Sacks’s mother died in the Jewish state, and in a well-shared video he says, “I have a bit of a feeling against Israel.”

Painfully shy, Sacks was unlucky in love as a young man when a fellow Queen’s College student rejected his advances. As recounted in a RadioLab podcast, Sacks’s mother, learning of his homosexuality, reacted with horror and Sacks lived a celibate life for decades.

Sacks did find love, however, and at age 77 began a life-long romantic relationship with writer Bill Hayes, which, as Sunday’s New York Times obituary notes, “meant relinquishing ‘the habits of a lifetime’s solitude,’ like decades of meals that consisted mostly of cereal or sardines, eaten ‘out of the tin, standing up, in 30 seconds.'”

His February New York Times oped addressed the scientist’s fear of dying. A high-profile atheist, he wrote that he felt a profound sense of gratitude for his life, loving and being loved.

“Above all, I have been a sentient being, a thinking animal, on this beautiful planet, and that in itself has been an enormous privilege and adventure,” wrote Sacks.

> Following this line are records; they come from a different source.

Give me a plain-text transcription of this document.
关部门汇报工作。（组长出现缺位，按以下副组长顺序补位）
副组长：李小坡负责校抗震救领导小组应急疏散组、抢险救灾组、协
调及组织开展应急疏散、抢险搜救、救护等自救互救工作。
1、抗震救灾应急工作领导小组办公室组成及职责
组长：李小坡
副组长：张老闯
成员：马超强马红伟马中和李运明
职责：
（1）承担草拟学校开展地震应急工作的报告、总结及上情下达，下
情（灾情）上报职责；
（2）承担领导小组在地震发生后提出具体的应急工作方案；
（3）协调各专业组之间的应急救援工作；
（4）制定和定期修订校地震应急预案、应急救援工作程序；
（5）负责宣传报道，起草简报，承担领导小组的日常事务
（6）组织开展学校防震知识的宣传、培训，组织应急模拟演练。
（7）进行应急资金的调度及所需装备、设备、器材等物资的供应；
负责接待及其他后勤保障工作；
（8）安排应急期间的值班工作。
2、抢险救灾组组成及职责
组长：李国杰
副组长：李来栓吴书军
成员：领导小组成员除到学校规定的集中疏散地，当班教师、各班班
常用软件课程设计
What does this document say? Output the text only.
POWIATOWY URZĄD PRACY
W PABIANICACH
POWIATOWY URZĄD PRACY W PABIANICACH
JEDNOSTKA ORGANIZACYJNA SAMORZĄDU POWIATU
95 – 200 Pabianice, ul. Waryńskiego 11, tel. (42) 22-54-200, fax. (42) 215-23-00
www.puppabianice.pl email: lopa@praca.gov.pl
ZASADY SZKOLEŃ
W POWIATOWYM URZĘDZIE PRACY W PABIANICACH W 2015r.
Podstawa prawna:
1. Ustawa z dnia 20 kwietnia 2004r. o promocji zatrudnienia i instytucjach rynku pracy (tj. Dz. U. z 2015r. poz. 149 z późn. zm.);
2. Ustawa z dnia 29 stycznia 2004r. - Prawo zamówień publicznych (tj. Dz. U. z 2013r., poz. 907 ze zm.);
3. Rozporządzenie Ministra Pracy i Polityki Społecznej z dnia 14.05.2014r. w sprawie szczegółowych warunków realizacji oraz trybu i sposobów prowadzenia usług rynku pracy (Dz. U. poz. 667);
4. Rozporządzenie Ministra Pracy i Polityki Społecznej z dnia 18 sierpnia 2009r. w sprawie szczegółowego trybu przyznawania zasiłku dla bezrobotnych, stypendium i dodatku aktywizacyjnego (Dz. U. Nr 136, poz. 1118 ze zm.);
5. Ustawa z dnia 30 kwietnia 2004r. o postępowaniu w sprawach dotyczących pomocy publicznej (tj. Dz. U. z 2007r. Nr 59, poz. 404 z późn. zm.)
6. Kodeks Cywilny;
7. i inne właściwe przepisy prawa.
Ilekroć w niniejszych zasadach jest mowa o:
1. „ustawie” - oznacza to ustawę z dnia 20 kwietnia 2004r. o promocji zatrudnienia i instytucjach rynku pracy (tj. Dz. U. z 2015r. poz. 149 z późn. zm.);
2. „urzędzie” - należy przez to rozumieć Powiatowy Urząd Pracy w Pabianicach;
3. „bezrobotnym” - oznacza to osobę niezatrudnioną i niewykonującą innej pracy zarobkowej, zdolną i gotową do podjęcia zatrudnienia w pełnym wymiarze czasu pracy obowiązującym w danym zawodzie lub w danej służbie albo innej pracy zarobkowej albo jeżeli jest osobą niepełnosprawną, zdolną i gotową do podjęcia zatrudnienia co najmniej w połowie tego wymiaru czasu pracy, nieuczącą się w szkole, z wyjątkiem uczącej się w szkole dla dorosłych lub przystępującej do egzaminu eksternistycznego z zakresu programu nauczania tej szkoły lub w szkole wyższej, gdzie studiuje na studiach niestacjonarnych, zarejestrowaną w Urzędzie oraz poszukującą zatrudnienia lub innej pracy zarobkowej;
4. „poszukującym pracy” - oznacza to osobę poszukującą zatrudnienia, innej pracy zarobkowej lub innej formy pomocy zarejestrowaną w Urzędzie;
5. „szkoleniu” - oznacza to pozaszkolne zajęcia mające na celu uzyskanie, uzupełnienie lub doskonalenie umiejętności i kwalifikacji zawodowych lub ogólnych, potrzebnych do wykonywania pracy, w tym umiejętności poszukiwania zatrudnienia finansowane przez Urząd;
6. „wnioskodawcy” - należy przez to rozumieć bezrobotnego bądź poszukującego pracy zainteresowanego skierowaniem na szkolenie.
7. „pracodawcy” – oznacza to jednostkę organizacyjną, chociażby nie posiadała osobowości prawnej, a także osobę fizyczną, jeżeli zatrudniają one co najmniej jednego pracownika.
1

His last piece for the newspaper, published August 14, however was about finding solace in Shabbat, the Jewish day of rest.

“Now, weak, short of breath, my once-firm muscles melted away by cancer, I find my thoughts, increasingly, not on the supernatural or spiritual, but on what is meant by living a good and worthwhile life — achieving a sense of peace within oneself,” he wrote. “I find my thoughts drifting to the Sabbath, the day of rest, the seventh day of the week, and perhaps the seventh day of one’s life as well, when one can feel that one’s work is done, and one may, in good conscience, rest.”